Argimiro era un hombre
absolutamente normal, cabeza, tronco y extremidades, como a todos nos enseñaron
en el bachillerato, allá por los años cincuenta del siglo pasado, a pesar de la
dictadura. O precisamente por ella, porque las dictaduras aprecian mucho lo
evidente, no les gusta complicarse la existencia con construcciones
intelectuales complejas. Lo bueno y lo malo; arriba y abajo. Ese tipo de cosas,
comúnmente conocidas como dicotomías, que los enemigos del sistema suelen
llamar maniqueísmo. Pura demagogia, sin embargo, en opinión de los próceres del
régimen y del Alto Mando. Pues bien, Argimiro, como se dijo al principio, era
un hombre absolutamente normal con un comportamiento también normal, sin
excentricidades ni salidas de tono de difícil encaje en las dictaduras, como
bien puede comprenderse dicho lo dicho, y más aún si se ha vivido en ellas. En
cualquier caso, quizás sea conveniente señalar que siendo lo anterior cierto, Argimiro
presentaba una característica poco común que algunos, en general los más
allegados, podían llegar a considerar una cualidad, casi una virtud. Y era,
para decirlo pronto, su afición a los martillos, de los que en su estudio junto
al dormitorio tenía una cantidad fuera de lo común. Y los tenía de todos los
tipos. Para no ser exhaustivo, desde el habitual de carpintero hasta el de bola
de fontanero, más pesado y aparatoso, pasando por otros intermedios con muchas
variantes que aquí no se especifican por no ser de interés general. De esta
afición quizás lo más llamativo era que, siendo una colección que como tantas,
permanecía ubicada en un lugar fijo como si se tratara de un museo, resultaba
que Argimiro, en determinadas circunstancias difíciles de precisar, el hombre
utilizaba los martillos personalmente. Estaba, por ejemplo leyendo
tranquilamente o viendo la televisión, o incluso dando una cabezada o
descansando en la cama cuando, de repente, se levantaba, se dirigía al estudio,
seleccionaba uno de los martillos y salía de inmediato a la calle.
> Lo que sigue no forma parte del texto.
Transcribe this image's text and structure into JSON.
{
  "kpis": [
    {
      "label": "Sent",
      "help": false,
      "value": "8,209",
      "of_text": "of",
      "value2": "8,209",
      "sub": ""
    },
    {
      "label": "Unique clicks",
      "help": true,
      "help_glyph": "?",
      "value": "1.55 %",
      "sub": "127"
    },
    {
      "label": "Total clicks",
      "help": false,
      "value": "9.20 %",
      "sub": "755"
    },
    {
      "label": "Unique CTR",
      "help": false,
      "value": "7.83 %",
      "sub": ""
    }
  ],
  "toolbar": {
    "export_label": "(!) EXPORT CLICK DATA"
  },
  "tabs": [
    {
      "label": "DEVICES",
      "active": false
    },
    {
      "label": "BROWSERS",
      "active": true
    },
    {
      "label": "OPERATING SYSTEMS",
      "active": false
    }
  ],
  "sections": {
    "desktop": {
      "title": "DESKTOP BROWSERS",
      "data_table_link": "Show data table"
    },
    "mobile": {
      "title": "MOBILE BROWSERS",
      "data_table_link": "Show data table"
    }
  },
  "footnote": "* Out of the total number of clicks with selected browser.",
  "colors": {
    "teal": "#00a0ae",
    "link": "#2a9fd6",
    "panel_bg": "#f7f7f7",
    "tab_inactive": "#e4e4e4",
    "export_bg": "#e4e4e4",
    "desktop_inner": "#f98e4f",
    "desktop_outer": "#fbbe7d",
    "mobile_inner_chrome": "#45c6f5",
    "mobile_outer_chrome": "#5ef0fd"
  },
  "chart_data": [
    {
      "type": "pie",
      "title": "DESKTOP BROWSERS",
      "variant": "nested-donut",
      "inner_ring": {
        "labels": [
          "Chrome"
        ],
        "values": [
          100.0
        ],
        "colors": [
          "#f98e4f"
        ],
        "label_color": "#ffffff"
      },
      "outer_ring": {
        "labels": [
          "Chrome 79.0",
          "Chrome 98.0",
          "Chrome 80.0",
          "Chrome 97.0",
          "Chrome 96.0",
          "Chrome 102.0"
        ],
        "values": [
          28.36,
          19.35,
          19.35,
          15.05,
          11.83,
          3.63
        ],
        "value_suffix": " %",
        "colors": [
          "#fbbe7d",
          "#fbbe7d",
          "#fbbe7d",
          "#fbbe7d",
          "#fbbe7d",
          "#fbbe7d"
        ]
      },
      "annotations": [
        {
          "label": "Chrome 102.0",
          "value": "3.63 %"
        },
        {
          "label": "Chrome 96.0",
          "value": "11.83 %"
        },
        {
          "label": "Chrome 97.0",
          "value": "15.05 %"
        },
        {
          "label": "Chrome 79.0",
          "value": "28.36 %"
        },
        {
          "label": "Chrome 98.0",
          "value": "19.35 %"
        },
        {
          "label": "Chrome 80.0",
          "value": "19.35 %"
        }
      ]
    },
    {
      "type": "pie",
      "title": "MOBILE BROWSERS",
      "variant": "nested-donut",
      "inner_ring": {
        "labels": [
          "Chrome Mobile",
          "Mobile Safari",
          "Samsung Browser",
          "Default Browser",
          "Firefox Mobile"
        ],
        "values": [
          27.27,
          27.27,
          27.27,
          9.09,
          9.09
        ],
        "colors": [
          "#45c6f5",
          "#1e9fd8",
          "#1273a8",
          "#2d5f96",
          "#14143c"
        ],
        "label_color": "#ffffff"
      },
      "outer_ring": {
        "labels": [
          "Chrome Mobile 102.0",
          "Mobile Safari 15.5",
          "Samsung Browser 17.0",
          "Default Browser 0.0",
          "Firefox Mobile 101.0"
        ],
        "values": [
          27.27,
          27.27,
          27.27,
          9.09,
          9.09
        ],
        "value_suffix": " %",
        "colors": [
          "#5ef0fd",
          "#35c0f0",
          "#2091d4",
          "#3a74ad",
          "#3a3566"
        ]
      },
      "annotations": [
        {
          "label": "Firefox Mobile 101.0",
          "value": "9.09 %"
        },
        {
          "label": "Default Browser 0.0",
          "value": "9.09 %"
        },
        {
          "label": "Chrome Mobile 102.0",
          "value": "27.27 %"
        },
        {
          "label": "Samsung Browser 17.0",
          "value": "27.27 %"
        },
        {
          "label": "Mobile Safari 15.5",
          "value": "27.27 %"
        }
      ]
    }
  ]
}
Verle así, sobre todo para quien
no le conocía, podía parecer un tanto pintoresco, un tipo de mediana edad bien
trajeado bajando en el ascensor, o en plena vía pública andando a buen paso con
un martillo en la mano, y dando toda la impresión de estar buscando algo, labor
que podía llevarle un buen rato pues ese algo no era cualquier cosa.
Normalmente la acción transcurría en un parque cercano o en un descampado no
demasiado lejos de su domicilio, en donde enseguida se ponía a buscar el objeto
de sus pesquisas, que se trataba ni más ni menos que de una piedra, pero
no una piedra cualquiera sino una totalmente natural, de las de toda la
vida, que antes abundaban por doquier y ahora resultan difícil de encontrar.
Como, por otro lado, también pasa, sin ir más lejos con las gallinas o los
burros, tan frecuentes en nuestra infancia y hoy prácticamente extinguidos. Pues
bien, al encontrar la piedra, Argimiro se dirigía a ella casi con unción
pero con paso decidido, y sin la menor vacilación, después de tantearla un instante
y comprobar su tamaño y textura, la sacudía un martillazo con todas sus
fuerzas, o varios según fuera necesario, hasta terminar con ella. Y en
ocasiones reduciéndola prácticamente a polvo. Luego, muy ufano de su actuación,
miraba su obra y regresaba a casa muy despacio como si acabara de realizar una
misión sobresaliente que casi le había dejado exhausto. La puta piedra,
se le oía exclamar con frecuencia entre dientes.
Y esta era la principal
característica de Argimiro, que la dictadura siempre valoró positivamente a
pesar de su excepcionalidad, con toda certeza por el amor al trabajo bien hecho
y las cosas simples, que siempre fueron una cualidad irrenunciable del sistema.